Good friends who have picked up their lives and their children to move to Southeast Asia and combat sex trafficking were telling about their work.  The situations they described were terrible:  young girls and boys kicked out of their homes, or abused while in their homes, living on the streets and selling themselves sexually in order to survive.  Men, traveling from all around the world to countries in Southeast Asia as a part of a disgusting, burgeoning industry called “sex tourism.”

Desolation. Despair. Poverty. Powerlessness. And the sort of glimpse into a reality on the other side of the world which made me simultaneously grateful, and embarrassed at my relative wealth and safety in the States.

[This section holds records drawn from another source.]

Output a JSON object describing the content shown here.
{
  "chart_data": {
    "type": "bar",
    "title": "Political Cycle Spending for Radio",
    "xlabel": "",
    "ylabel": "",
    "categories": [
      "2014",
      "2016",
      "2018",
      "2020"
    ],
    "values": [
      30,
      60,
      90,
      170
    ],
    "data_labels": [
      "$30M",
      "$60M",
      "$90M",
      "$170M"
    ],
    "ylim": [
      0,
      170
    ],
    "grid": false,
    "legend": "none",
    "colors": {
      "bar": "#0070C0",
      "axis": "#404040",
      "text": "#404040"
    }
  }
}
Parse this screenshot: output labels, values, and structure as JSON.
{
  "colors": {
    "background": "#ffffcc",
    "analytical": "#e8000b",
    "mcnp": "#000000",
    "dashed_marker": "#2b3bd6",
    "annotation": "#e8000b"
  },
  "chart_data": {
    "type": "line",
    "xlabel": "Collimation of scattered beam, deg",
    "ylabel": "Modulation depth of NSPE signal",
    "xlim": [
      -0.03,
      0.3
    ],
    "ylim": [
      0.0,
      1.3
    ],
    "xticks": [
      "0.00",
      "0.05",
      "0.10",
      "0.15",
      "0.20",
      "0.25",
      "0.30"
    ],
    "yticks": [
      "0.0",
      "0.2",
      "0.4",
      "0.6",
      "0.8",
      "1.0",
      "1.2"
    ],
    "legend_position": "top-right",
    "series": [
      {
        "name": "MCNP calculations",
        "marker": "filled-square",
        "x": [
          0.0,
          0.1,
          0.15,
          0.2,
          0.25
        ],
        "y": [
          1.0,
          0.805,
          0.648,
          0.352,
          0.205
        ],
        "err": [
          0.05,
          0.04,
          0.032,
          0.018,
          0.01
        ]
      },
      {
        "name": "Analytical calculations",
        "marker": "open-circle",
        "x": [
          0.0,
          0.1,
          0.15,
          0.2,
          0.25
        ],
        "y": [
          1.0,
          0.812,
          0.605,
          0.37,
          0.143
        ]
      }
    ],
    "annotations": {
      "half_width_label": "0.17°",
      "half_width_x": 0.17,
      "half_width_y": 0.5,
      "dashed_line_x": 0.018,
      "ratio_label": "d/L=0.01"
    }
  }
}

And yet, it’s not far away at all.

This happens in the States too.

But even more than that, when the husband of this couple turned to me he said: “When you talk to men about pornography, do they understand that it fuels what we are talking about in SouthEast Asia?”

i told him “yes.” And it is a message that, though many tire of it, cannot be ignored and cannot be neglected simply because it seems we have said it so many times before.

If you pay for sexually explicit material, you are supporting the commodification of sex, which makes sex trafficking the billion dollar industry it is — enslaving 27 million people throughout the world.

Even if you don’t pay, but just take advantage of the free material on the internet or somewhere else, you contribute to sex trafficking.  You endorse and encourage the consumption of sex — and really the consumption of other people as a sexual apparatus — which creates a demand for sexual material that must be filled by real people who are in most cases trafficked.

Even if the people in the material you watch are not trafficked, your consumption of porn adds to the overall pornification of society — which is increasingly a global society, really — and that adds fuel to the fire of sexual exploitation.

Are you a sex trafficker?  If you’re into porn — even just a little — then the answer is “yes.”

7 Responses to “Sex Trafficker? Me?”

  1. rrprewett

    Reblogged this on Prone to wander… and commented:
    A simple but uncomfortable truth: even if the men in our lives never go to places like Pattaya, Thailand…even if they never hire the services of a prostitute…even if they never go to a strip club…even if they never pay for porn…if they use porn, even infrequently, they are contributing to and fueling the demand for sex trafficking.

    That is a very uncomfortable fact. Husbands may try to pretend their use of porn “doesn’t hurt anyone” and that their wives are being overly sensitive and prudish. They may insist, “I only look once in a while! Every guy does!” They may try to blame their wives, make excuses, justify and defend…but it’s time wives stopped buying into the arguments of porn-using husbands, and time the husbands faced up to what it is that they are supporting and encouraging every time they log into a porn site.